This IS Adoptee Rights:
"I look at it as a human rights issue. Why should people who, to no fault of their own, happen to be adopted, have less rights to their existence?" David Weprin said. "It's really a piece of the puzzle people should be entitled to. In this day and age, there is no reason why there should be a restriction to an adoptee having access to their original birth certificate (OBC)." (via facebook)
This article sums it up...
No Wonder Adoption Agencies are Nervous About OBC Access!
by Jo Swanson on Monday, October 25, 2010
I was looking for a quote in my 1989 'mini-book' The Adoption Machine and came across something I had forgotten about. It fortifies what we've known all along about why agencies fight so hard to keep adoptees and birth families from locating one another. The agency is in Michigan - it's the one my daughter was placed through. I'll quote directly from the book:
A birthmother who placed her child through our same "Christian" agency contacted me for search help. She had kept in touch with her social worker throughout the years, even after the woman retired, as a way of somehow staying connected to her child. In recent visits, the former social worker had become quite upset about the birthmother's desire to be reunited with her daughter. "Give it up," she admonished her, suggesting that she was merely having a "bad day." "Cheer up! You have another family now! Besides, I checked the phone book recently, and the family isn't living in the area anymore."
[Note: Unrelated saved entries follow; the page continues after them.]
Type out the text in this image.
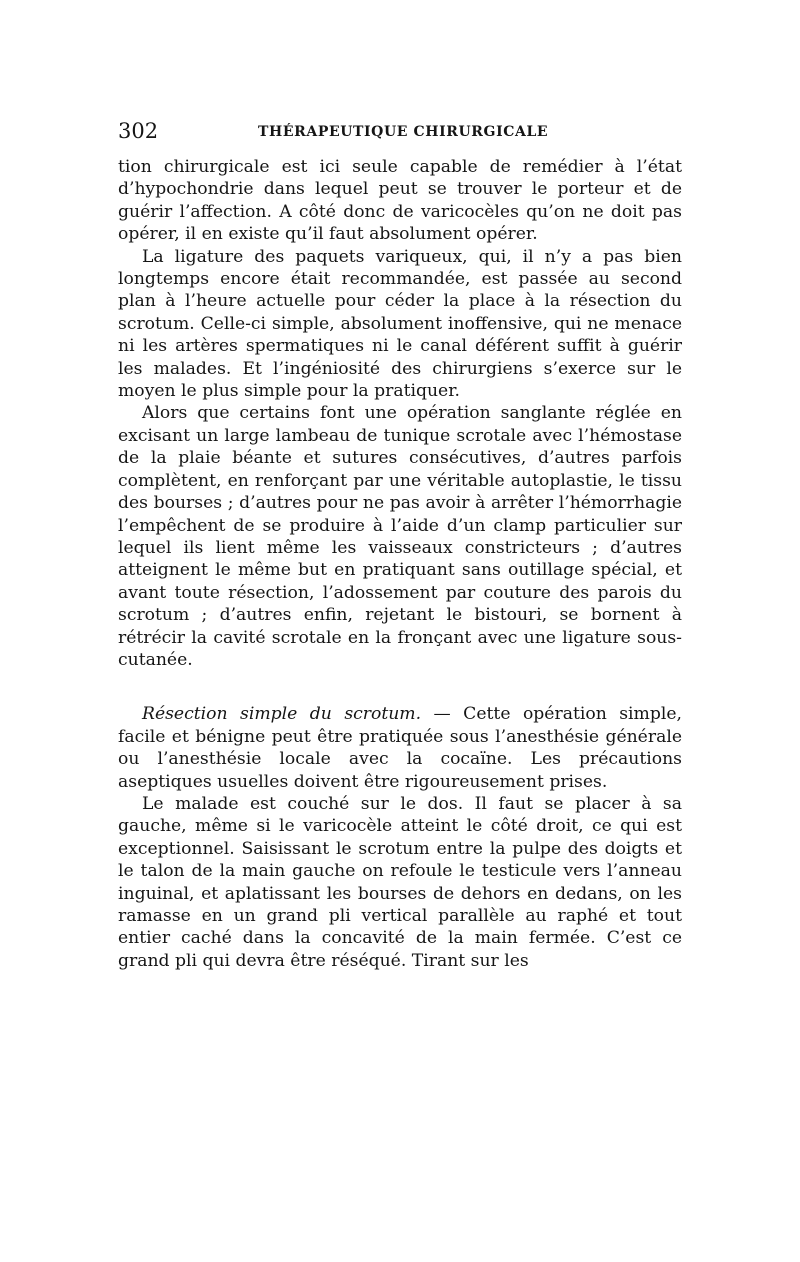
302	THÉRAPEUTIQUE CHIRURGICALE

tion chirurgicale est ici seule capable de remédier à l’état d’hypochondrie dans lequel peut se trouver le porteur et de guérir l’affection. A côté donc de varicocèles qu’on ne doit pas opérer, il en existe qu’il faut absolument opérer.

La ligature des paquets variqueux, qui, il n’y a pas bien longtemps encore était recommandée, est passée au second plan à l’heure actuelle pour céder la place à la résection du scrotum. Celle-ci simple, absolument inoffensive, qui ne menace ni les artères spermatiques ni le canal déférent suffit à guérir les malades. Et l’ingéniosité des chirurgiens s’exerce sur le moyen le plus simple pour la pratiquer.

Alors que certains font une opération sanglante réglée en excisant un large lambeau de tunique scrotale avec l’hémostase de la plaie béante et sutures consécutives, d’autres parfois complètent, en renforçant par une véritable autoplastie, le tissu des bourses ; d’autres pour ne pas avoir à arrêter l’hémorrhagie l’empêchent de se produire à l’aide d’un clamp particulier sur lequel ils lient même les vaisseaux constricteurs ; d’autres atteignent le même but en pratiquant sans outillage spécial, et avant toute résection, l’adossement par couture des parois du scrotum ; d’autres enfin, rejetant le bistouri, se bornent à rétrécir la cavité scrotale en la fronçant avec une ligature sous-cutanée.

Résection simple du scrotum. — Cette opération simple, facile et bénigne peut être pratiquée sous l’anesthésie générale ou l’anesthésie locale avec la cocaïne. Les précautions aseptiques usuelles doivent être rigoureusement prises.

Le malade est couché sur le dos. Il faut se placer à sa gauche, même si le varicocèle atteint le côté droit, ce qui est exceptionnel. Saisissant le scrotum entre la pulpe des doigts et le talon de la main gauche on refoule le testicule vers l’anneau inguinal, et aplatissant les bourses de dehors en dedans, on les ramasse en un grand pli vertical parallèle au raphé et tout entier caché dans la concavité de la main fermée. C’est ce grand pli qui devra être réséqué. Tirant sur les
Mother and daughter did meet, however, and upon comparing information provided to each by the agency at time of placement and later with the real story, found:
Claim: Birthmother was told by her social worker at time of relinquishment that her infant was perfectly normal and healthy.
Fact: Records indicated the child was diagnosed in the hospital, right after birth, as having a severe hearing impairment (95% loss), possibly due to exposure of mother, unknowingly, to German measles during pregnancy.
Claim: One year after relinquishment, birthmother was sent a letter by the agency, informing her that her child was "in a happy home" and that the adoption was finalized.
Fact: At the time the social worker wrote that letter, this child was back in foster care after a failed adoption. "The adoptive mother was having a nervous breakdown and couldn't handle a handicapped child." A second placement had been made at thirteen months, and fortunately it was a very good placement.
Claim: The adoptive family no longer lived in the area.
Fact: Adoptive father was deceased, but the mother still lived in the same home as at the time of adoption, and was still listed in phone directory. (Adoptive mother was supportive of her daughter's desire to meet her birth family.)
Claim: The adoptive couple had been told by the agency social worker after placement that the child's birthmother had died subsequent to the birth! (Common practice, we now know, as was telling birthmothers their infants died before or after birth.)
Fact: This agency social worker had spun so many lies that she was in a virtual panic that the two parties might actually meet one day and learn the truth!